Five years ago on election eve, Howard couldn’t stand the suspense. I can identify. So I thought you might enjoy the column he wrote for the Saturday following, November 8th, 2008 and this one published two weeks after that, on November 22nd. It concerns the woman on this Canadian $100 bill—not an actual bill, but one of a series proposing better representation of women.

“A few figs from thistles…”

by Howard A. Tabor

λεξικός

My election eve dog-walking two weeks ago took Digger and me past St Joe’s. Choir practice lured us in for a few unseen minutes in a back pew.
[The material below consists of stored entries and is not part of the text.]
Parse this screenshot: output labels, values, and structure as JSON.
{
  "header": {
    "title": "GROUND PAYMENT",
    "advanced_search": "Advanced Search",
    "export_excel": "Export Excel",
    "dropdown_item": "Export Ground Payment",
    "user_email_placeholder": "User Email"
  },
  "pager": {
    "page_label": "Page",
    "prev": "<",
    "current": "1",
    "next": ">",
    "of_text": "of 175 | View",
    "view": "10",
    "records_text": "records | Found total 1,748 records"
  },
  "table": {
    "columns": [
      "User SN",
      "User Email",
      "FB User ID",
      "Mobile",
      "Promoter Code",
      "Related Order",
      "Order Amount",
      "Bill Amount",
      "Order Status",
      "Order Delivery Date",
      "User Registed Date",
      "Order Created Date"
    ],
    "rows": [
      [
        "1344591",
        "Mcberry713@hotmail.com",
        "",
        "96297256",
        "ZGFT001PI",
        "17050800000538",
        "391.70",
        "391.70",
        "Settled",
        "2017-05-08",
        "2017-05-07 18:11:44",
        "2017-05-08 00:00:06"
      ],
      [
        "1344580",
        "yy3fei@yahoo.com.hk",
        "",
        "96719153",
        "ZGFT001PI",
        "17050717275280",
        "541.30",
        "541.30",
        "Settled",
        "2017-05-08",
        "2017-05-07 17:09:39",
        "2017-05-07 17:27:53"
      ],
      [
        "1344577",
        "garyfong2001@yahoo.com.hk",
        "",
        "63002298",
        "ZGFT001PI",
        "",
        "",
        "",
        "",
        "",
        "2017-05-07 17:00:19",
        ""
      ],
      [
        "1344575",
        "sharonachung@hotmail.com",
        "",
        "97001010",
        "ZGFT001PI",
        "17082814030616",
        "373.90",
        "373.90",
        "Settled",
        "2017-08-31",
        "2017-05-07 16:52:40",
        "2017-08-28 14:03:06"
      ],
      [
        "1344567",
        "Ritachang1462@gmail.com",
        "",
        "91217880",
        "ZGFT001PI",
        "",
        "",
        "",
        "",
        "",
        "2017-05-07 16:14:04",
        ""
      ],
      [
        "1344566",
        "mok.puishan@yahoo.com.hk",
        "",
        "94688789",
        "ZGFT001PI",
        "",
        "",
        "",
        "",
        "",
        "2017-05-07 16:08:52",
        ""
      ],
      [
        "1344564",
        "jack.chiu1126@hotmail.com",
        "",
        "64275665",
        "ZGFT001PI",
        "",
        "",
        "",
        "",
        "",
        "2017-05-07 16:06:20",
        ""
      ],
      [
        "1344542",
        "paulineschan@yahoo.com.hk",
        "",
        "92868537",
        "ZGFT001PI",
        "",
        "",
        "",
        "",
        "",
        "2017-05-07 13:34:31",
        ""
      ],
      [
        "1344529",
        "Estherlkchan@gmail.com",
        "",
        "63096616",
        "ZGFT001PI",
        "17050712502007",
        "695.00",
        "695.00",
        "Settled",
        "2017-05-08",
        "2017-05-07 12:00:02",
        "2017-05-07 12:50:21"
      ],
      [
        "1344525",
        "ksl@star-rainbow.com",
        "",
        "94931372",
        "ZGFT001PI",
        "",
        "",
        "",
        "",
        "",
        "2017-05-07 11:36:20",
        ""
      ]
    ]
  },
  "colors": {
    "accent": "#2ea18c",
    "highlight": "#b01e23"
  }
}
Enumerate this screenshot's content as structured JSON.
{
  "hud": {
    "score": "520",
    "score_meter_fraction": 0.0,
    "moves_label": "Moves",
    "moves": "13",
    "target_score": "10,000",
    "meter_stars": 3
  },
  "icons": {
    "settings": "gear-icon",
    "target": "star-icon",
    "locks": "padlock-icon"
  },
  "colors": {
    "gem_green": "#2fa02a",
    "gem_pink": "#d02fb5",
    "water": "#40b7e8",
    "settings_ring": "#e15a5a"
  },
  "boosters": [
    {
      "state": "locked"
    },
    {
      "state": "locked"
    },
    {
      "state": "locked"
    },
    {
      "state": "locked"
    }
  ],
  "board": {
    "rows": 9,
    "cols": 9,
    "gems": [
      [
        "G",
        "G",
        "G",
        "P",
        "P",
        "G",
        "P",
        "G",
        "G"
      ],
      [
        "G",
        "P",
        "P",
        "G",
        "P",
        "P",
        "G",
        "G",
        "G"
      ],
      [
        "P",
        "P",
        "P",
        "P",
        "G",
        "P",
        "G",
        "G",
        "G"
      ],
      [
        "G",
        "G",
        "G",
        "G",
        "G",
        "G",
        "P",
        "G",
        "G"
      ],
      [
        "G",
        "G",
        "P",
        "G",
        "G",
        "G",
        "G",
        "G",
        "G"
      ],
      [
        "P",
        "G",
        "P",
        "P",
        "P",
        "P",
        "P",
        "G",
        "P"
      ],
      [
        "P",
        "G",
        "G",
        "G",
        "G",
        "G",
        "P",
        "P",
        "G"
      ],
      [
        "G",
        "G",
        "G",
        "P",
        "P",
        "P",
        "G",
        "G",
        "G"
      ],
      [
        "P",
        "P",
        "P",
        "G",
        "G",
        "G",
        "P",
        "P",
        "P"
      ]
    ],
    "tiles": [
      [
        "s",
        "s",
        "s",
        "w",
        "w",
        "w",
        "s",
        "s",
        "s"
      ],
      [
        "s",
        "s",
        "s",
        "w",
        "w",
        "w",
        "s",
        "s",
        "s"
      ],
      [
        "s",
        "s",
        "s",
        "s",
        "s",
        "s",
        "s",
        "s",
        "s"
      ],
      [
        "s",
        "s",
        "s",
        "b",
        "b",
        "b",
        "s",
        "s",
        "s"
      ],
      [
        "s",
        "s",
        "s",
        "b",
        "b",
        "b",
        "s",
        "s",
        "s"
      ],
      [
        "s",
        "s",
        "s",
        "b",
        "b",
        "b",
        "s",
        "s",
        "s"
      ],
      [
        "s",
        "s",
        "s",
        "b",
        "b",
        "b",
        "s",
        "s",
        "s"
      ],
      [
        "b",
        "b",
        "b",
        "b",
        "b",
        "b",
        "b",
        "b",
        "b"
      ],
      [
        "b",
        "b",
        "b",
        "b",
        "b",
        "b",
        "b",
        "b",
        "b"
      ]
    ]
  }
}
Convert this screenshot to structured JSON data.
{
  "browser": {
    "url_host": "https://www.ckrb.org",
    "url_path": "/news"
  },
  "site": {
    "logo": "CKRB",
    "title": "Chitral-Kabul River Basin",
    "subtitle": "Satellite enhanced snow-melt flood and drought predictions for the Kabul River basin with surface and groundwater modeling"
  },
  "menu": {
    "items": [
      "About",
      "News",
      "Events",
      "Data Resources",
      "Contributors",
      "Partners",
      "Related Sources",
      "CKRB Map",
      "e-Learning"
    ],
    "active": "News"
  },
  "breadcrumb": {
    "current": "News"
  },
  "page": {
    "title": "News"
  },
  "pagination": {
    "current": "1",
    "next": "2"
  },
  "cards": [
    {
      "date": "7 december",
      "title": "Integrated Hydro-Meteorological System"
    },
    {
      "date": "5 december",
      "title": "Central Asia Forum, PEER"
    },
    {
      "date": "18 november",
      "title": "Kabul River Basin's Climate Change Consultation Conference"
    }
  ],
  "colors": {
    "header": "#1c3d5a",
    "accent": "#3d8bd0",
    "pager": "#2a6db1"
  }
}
Gerry Leiden was rehearsing the choir for a performance of his oratorio “Shananditti”, an exceptional yet all too common story of the earliest encounters of Native North American people with the first European colonists. Indigenous people were ill-equipped for diseases to which Europeans carried immunity. Common childhood diseases like measles decimated entire tribes. Among those were the Beothuk of maritime Canada: Newfoundland and Labrador, whose last surviving member Shananditti died in 1829.

Three women—Shananditti, her mother and sister—were captured in 1823, but two of them quickly died. Coming eventually into the household of a sympathetic listener, W.E. Cormack made a list of Beothuk vocabulary which, with two other lists, has been compiled into a single source, last surviving evidence of a lost people.  What survives is one master wordlist of 325 glosses plus twenty-one numerals and the names of months.

The extinction a language (like Cornish, for example, in the southeast of England) is a sad and reflective moment for humankind, for there surely are concepts that cannot be expressed in any other way. But the disappearance of an entire people is cause for mourning of a different kind. Leiden’s oratorio (a large-scale musical work for orchestra and voices, typically a narrative on a religious theme, performed without the use of costumes, scenery, or action) consists entirely of Beothuk words — a syllabary — their world rendered through the rhythms of speech; a language not heard for nearly two hundred years.

If my recollection of Musicology 101 still serves, Czech composer Leoš Janáček would not allow his operas to be translated into other languages, believing that the spirit of his culture was as clearly expressed in its language—the rhythms and sonority of its speech—as in any other art form. So Gerry Leiden has used words of a dead people to bring them to life again, even if for only an hour. Please reserve either next Friday or Saturday evening, December 5th and 6th, for the premier performances of “Shananditti” at Saint-Joseph-the-Carpenter Episcopal church. You’ll be rewarded.

PS: Seating is limited, so get your tickets early.